Disclaimer: Everything I say here is only my opinion, and some better solution may exist that I could not find yet.

Here is the long story:

Classroom

For those that want to know more about the capabilities of Github Classroom, I recommend you start here.

As soon as I knew about it, I felt that I should use it. Don’t ask me why. But, as I mainly use R for working, I quickly realized that RStudio was not one of the ‘off the shelf’ options for Online IDE. I was even surprised that one of the options is MS MakeCode.

Using RStudio

So that’s why I had to find a way thru this.

First, I tried to find a way to integrate RStudio Cloud with Github Classroom. No deal. RStudio Cloud has no API that can trigger a New Project. It requires you to copy the link and fill the form:

The current solution uses mybinder.org as the cloud service that will create our RStudio session. If someone finds out how to use RStudio Cloud automatically, please, send me a message. I’m looking forward to using that.

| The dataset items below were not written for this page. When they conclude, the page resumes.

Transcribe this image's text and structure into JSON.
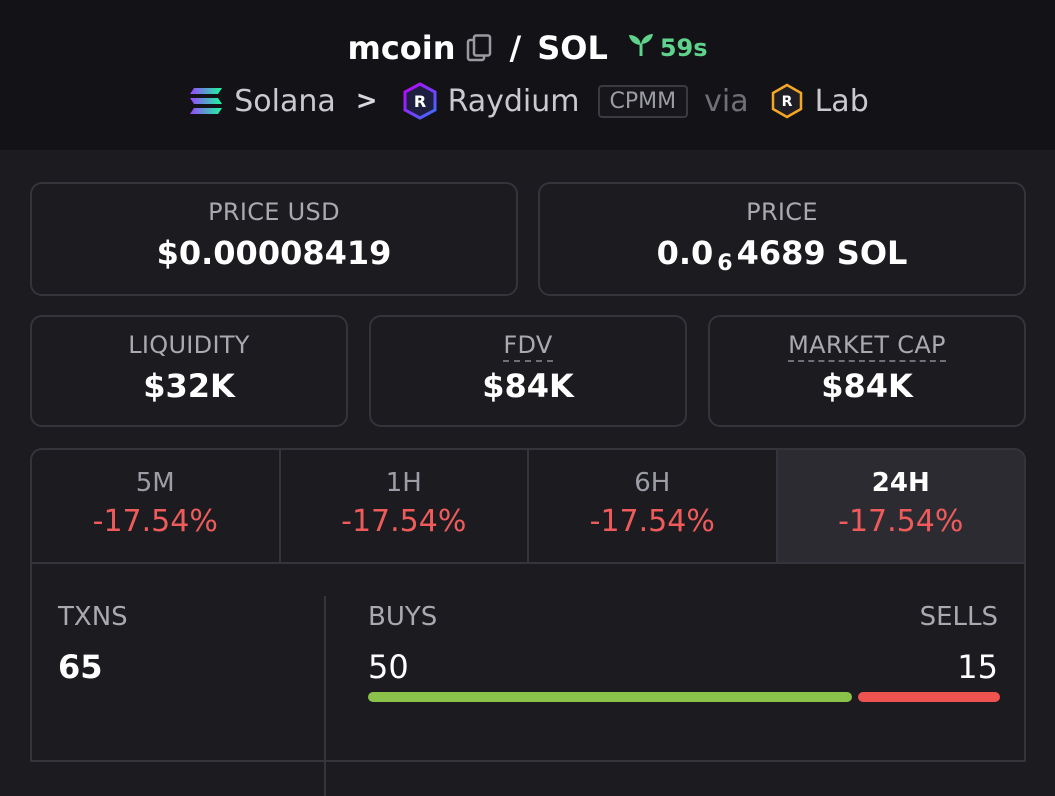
{
  "header": {
    "token": "mcoin",
    "quote": "SOL",
    "age": "59s",
    "chain": "Solana",
    "dex": "Raydium",
    "pool_type": "CPMM",
    "via": "via",
    "launchpad": "Lab"
  },
  "stats": {
    "price_usd_label": "PRICE USD",
    "price_usd": "$0.00008419",
    "price_label": "PRICE",
    "price_prefix": "0.0",
    "price_zeros": "6",
    "price_rest": "4689 SOL",
    "liquidity_label": "LIQUIDITY",
    "liquidity": "$32K",
    "fdv_label": "FDV",
    "fdv": "$84K",
    "mcap_label": "MARKET CAP",
    "mcap": "$84K"
  },
  "periods": [
    {
      "label": "5M",
      "change": "-17.54%"
    },
    {
      "label": "1H",
      "change": "-17.54%"
    },
    {
      "label": "6H",
      "change": "-17.54%"
    },
    {
      "label": "24H",
      "change": "-17.54%"
    }
  ],
  "txns": {
    "txns_label": "TXNS",
    "txns": "65",
    "buys_label": "BUYS",
    "buys": "50",
    "sells_label": "SELLS",
    "sells": "15",
    "buy_ratio": 0.77
  },
  "colors": {
    "positive": "#5fd38b",
    "negative": "#ef5b5b",
    "buy_bar": "#8bc34a",
    "sell_bar": "#ef5350"
  },
  "icons": [
    "copy-icon",
    "sprout-icon",
    "solana-icon",
    "raydium-icon",
    "lab-icon"
  ]
}
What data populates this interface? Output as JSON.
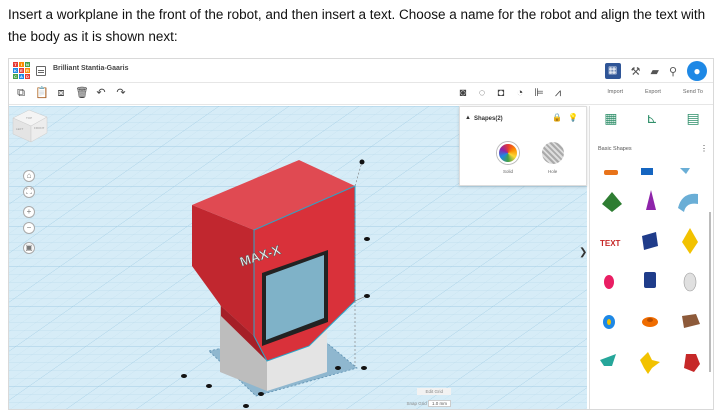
{
  "instruction": {
    "text": "Insert a workplane in the front of the robot, and then insert a text. Choose a name for the robot and align the text with the body as it is shown next:"
  },
  "titlebar": {
    "logo_letters": [
      "T",
      "I",
      "N",
      "K",
      "E",
      "R",
      "C",
      "A",
      "D"
    ],
    "project_name": "Brilliant Stantia-Gaaris"
  },
  "toolbar": {
    "import_label": "Import",
    "export_label": "Export",
    "send_to_label": "Send To"
  },
  "inspector": {
    "title": "Shapes(2)",
    "solid_label": "Solid",
    "hole_label": "Hole"
  },
  "viewcube": {
    "top_label": "TOP",
    "left_label": "LEFT",
    "front_label": "FRONT"
  },
  "right_panel": {
    "category": "Basic Shapes"
  },
  "scene": {
    "robot_text": "MAX-X",
    "workplane_label": "FRONT"
  },
  "snap": {
    "edit_grid_label": "Edit Grid",
    "snap_grid_label": "Snap Grid",
    "snap_grid_value": "1.0 mm"
  },
  "colors": {
    "accent": "#1e88e5",
    "robot_red": "#d9313a",
    "workplane_blue": "#4da3c9",
    "grid_bg": "#d6ecf7"
  }
}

Before coming out with the current solution, I just put a binder badge on assignment README and realize that mybinder also needs a hand to figure out the repository we want to use.

Then I started to look at how to change the README programmatically when the student forks the assignment. The first thing that came into my mind was GitHub’s actions. The first attempt failed. My bad.

Then I found that CloudFlare had something I could use: Workers.

Essentially, I get a static link, and the user is redirected to the custom link in mybinder.org. I had to take leverage on the referer header to work out. Here was the code:

const base = "https://mybinder.org/v2/gh"
const postfix = "/master?urlpath=rstudio"
const statusCode = 302

async function handleRequest(request) {
  
  const url = new URL(request.headers.get('referer'))
  
  const { pathname, search, hash } = url

  const destinationURL = base + pathname + postfix

  return Response.redirect(destinationURL, statusCode)
}

addEventListener("fetch", async event => {
  event.respondWith(handleRequest(event.request))
})

It worked fine. Did the job. But I had another problem: speed.

Every time the student clicks on the mybinder badge, mybinder started to build the environment from scratch. One of the suggestions from mybinder howto is “Ensure your repository gets a lot of clicks”. Sure. That works because after the environment is built, the next launch is fast. But the students need to push changes in the code to check if the answer is right (considering Github’s auto-grading).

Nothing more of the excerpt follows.